Quels facteurs sont déterminants dans les trajectoires des propriétés agricoles en Amazonie et quels changements au cours de ces trajectoires favorisent la préservation des forêts et la prévalence des principes agro-écologiques ? Ces questions sont au cœur de la thèse de doctorat d’Andrés Vega, financée par TerrAmaz et orientée par Nathalie Cialdella et Nadine Andrieu.

Pour répondre aux objectifs de sa thèse, Andrés a d’abord élaboré une méthodologie solide permettant d'analyser la grande variété des trajectoires des propriétés agricoles en Amazonie et de les situer géographiquement dans le territoire.

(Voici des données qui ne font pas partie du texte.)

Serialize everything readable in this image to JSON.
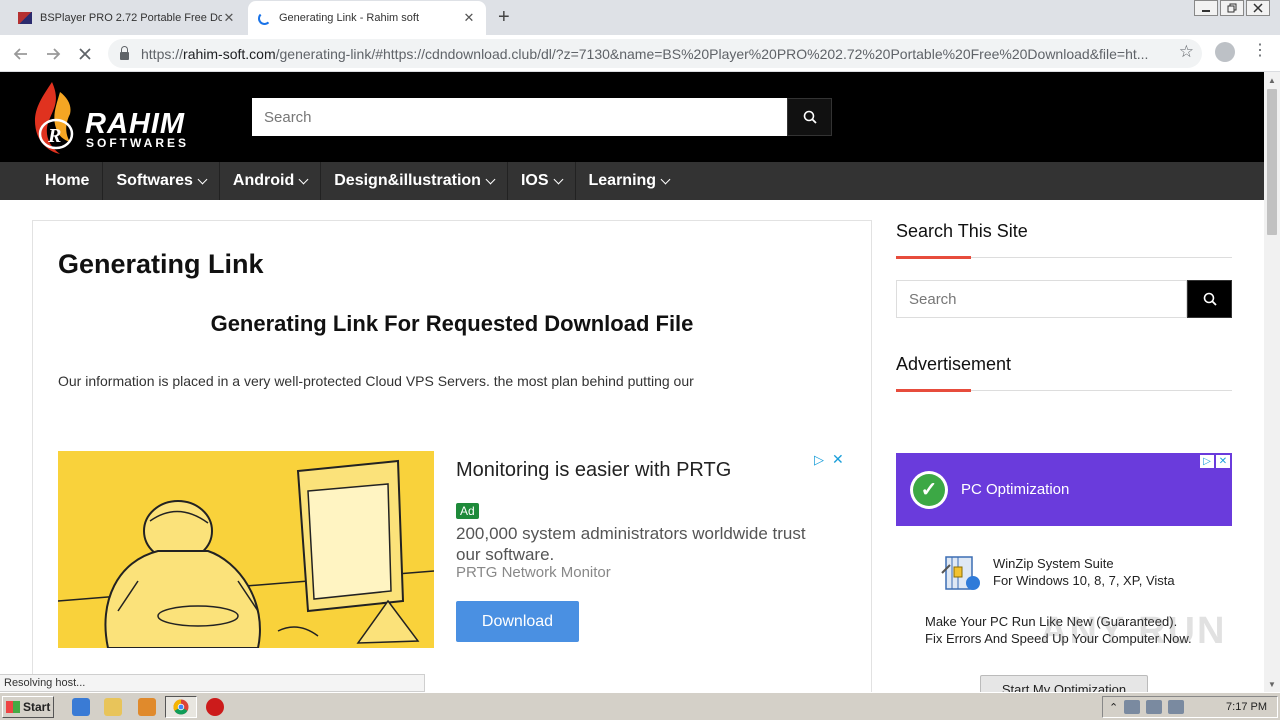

Cette méthodologie a été élaborée à partir d'une revue systématique de la littérature académique existante sur les trajectoires des agriculteurs, fondée sur la méthodologie PRISMA (Preferred Reporting Items for Systematic Reviews and Meta-Analyses).

La littérature se répartit en deux types d’approche : i) des analyses rétrospectives mobilisant le concept de trajectories et des études compréhensives des changements passés dans les exploitations agricoles, ii) des analyses prospectives, regroupées autour de l’utilisation du concept de pathways, qui s’intéressent aux futurs possibles des systèmes de production agricoles dans un environnement donné.

Un premier résultat surprenant est que ces deux types d’approches sont cloisonnées, alors que les changements passés sont primordiaux pour penser le futur. La thèse d’Andrés Vega est une tentative de combinaison de ces deux courants.  De plus, les travaux sur les trajectories et les pathways sont déconnectés de la question des transitions agro-écologiques et le rôle des femmes et de l'organisation des activités familiales sont également rarement pris en compte.

Cette analyse de la littérature a fait l’objet d’une présentation au séminaire de la Société Française d’Économie Rurale en décembre 2022 et un article a été soumis à la revue  Agronomy for Sustainable Development fin Avril 2023.

Pour en savoir plus :  How farms trajectories and pathways are analyzed?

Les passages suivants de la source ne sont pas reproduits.